Billy The Kid – Part 2Posted on March 30th, 2015
Following on from Billy The Kid – Part 1 in which we went through the repair and enhancement of the tintype image, here the colorization process will be looked at.
Our starting point for this article.
I use Gimp rather than photoshop for colorization. Its color blend mode works differently to photoshop’s, the latter alters the luminosity of the undelying layer requiring further adjustment work. With gimp once you have the desired levels in your greyscale layer you can color to your hearts content.
I arrange the color layers as below:
This is a split view showing the top and bottom of the layers dialogue. The blend mode on the individual color layers is in fact ‘Normal’. They are within the group ‘colors’ which itself has the ‘Color’ blend mode. The amount of effect the color in each layer has is controlled by altering its saturation using the Hue-Saturation tool from the Colors menu. My usual way of adding a color layer is to add a transparent layer to the group, choose an approximate color to what is needed and paint it on. I then adjust it with the Hue-Saturation tool, both hue slider and saturation, the lightness slider has no affect in this instance (that is, changing the lightness will have no affect as the layer is in Color blend mode via the group).
A. The environment
Starting off with the environment that the character is set in – the floor, walls and reflector are colored on their own layers. Note that the floor and wall colors at this stage cover Bonney’s body. This doesn’t matter as the layers coloring him will be above the wall and floor layers replacing their influence entirely. This is useful as we don’t have to worry about painting around an object if it is going to be colored later on.
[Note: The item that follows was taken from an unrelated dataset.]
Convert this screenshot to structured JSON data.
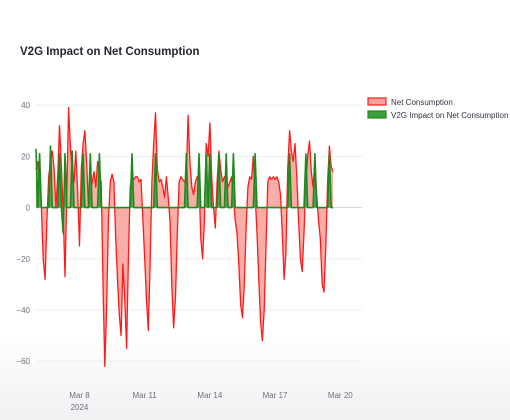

B. The skin areas – Face and hands
Next up comes the skin areas, the face and hands. A base skin color is added and another layer on top of that to add a bit of redness in selected areas, e.g. nose, ears, finger joints. The hair, whites of eyes and the irises are also added here. A bit of pink should be added in the corners of the eye whites. I made his eyes grey based on the apparent lightness in the original picture.
C. The shirt and waistcoat
I have seen some artwork based on this picture where Bonney has a bright red shirt. Synthetic dyes, including red and purple, had been invented at this time and that is perfectly possible. Somehow though, I don’t feel that that’s quite ‘him’. Here I opt for a more subdued green. Judging by the stiffness of the waistcoat, it’s light leather or suede and I colored it accordingly. The brown button are in a layer of their own.
D. The trousers and boots
The trousers were colored brown and the boots giving 2 layers – a base leather color and a darker one for the soles and patchiness on the uppers.
E. The cardigan, hat and scarf
The cardigan I’ve given a muted green, the hat a blue and the scarf a neutral white.
F. The winchester
The winchester is given a wood layer, a steel layer and a bronze layer (for the chamber section). The corresponding parts of the colt are also colored in these layers.
G. The gun belt
The gun belt area is fairly simple. A brown color for the leather and the belt buckle a neutral grey. The bullets are brass for the casing and lead for the business end.
H. Light/dark color contrast
At this point all our major colorization is finished. But the colors are rather flat, the image bland. To add a bit of depth and realism to our photograph we need to use a method common in the art world. Shadows will be given a blue tint and highlights a yellow/orange one.
The first step is to make a new layer that is a copy of the base greyscale layer. We then select dark areas (e.g. the trouser and the hat) then use the brightness/contrast controls to lighten them. Likewise, lighter areas, like the waistcoat should be darkened. The midpoint of all the separate areas should be a neutral grey. The whole layer is then adjusted with the levels tools to make the darkest shadows black and the lightest highlights white.
The foreground color is then set to blue and the background to yellowish orange. Then a gradient map is applied to our new layer (Colors->Map->Gradient Map in Gimp). A blur is then applied
This layer is given a ‘Soft light’ blend mode and its opacity lowered until the right level of color contrast is achieved. Alternatively ‘Color’ blend mode can be used.
Here then is our finished photograph.